Jacob, the Harley master mechanic who had worked as an engine/chassis builder in a Charlotte NASCAR shop for ten years, was more a Zen Harley priest than a mechanic. He’d not so much rebuilt Bitsa as resurrected her into the perfection only a master mechanic could envision. She was still a basic pan/shovel on the outside, but with modern updates, like a dependable, low-maintenance, quiet-running Mikuni HSR42 carburetor and hydraulic lifters; she was a dream bike. We’d had only one argument over Bitsa. Jacob had wanted to install an electronic ignition, but keys are for wimps. Bitsa had an old-fashioned kick start and always would.

 

We rolled down the street, the roar of the engine claiming our territory as much as Beast’s scream would announce and claim hers. Her scream, not a roar. African lions roar, panthers don’t. Cougar, puma, panther, catamount, screamer, devil cat, silver lion, mountain lion, and North American black panther, all refer to one beast—the Puma concolor—once the widest-ranging mammal on the North American continent, and one of the three largest modern-day predators other than man.

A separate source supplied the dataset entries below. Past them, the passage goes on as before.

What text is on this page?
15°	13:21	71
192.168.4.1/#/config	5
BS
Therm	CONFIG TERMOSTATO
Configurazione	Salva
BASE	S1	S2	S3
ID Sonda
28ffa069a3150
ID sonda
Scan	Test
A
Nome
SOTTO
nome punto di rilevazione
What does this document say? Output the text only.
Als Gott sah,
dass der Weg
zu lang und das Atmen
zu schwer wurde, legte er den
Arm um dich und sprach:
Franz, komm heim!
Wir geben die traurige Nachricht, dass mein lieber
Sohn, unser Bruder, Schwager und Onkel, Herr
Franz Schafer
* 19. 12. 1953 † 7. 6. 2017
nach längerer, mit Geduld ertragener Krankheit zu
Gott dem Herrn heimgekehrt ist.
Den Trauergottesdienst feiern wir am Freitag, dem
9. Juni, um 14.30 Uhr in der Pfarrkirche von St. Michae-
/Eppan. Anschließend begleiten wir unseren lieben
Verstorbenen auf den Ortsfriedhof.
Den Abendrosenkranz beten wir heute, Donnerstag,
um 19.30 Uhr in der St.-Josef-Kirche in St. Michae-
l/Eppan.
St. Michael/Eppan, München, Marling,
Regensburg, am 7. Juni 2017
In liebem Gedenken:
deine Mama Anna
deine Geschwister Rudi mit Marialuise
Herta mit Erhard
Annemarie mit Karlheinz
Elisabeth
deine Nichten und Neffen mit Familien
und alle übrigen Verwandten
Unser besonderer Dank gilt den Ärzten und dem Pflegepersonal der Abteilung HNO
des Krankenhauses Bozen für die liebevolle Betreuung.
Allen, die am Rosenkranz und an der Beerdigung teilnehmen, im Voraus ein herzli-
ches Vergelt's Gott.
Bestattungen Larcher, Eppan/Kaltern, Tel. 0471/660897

As fierce as they are, pumas can’t roar. They scream, hack, growl, purr, yowl, spit, and make low-pitched hisses, and the young make loud, chirping whistles to call their mothers, but they can’t roar. Beast considers the gift of roaring highly overrated and likely to draw in the white hunter and his guns. Silent and deadly is better, with screams to frighten prey. She didn’t need more. But she liked the roar of the bike. Go figure.

 

She would likely stay quiescent—she sleeps nearly sixteen hours a day—as shopping, though predatory, wasn’t bloody enough to arouse her hunting instincts. I needed cooler clothes to survive this heat and humidity. The temps had reached mid-nineties, with hotter weather called for later in the week. I also needed to meet the butcher who would deliver my protein needs. To meet the ten-day bonus, Beast and I might be shifting every day, a round-trip ticket, making meat imperative. Five to ten pounds of fresh meat and a half box of oatmeal a day, and that was just to restore from two shifts. If I had to fight or run, I’d need a lot more calories.

 

As we powered out of the Quarter, accelerating down Charles Avenue, it started raining. From a clear blue sky. I sighed. My hair was gonna look awful.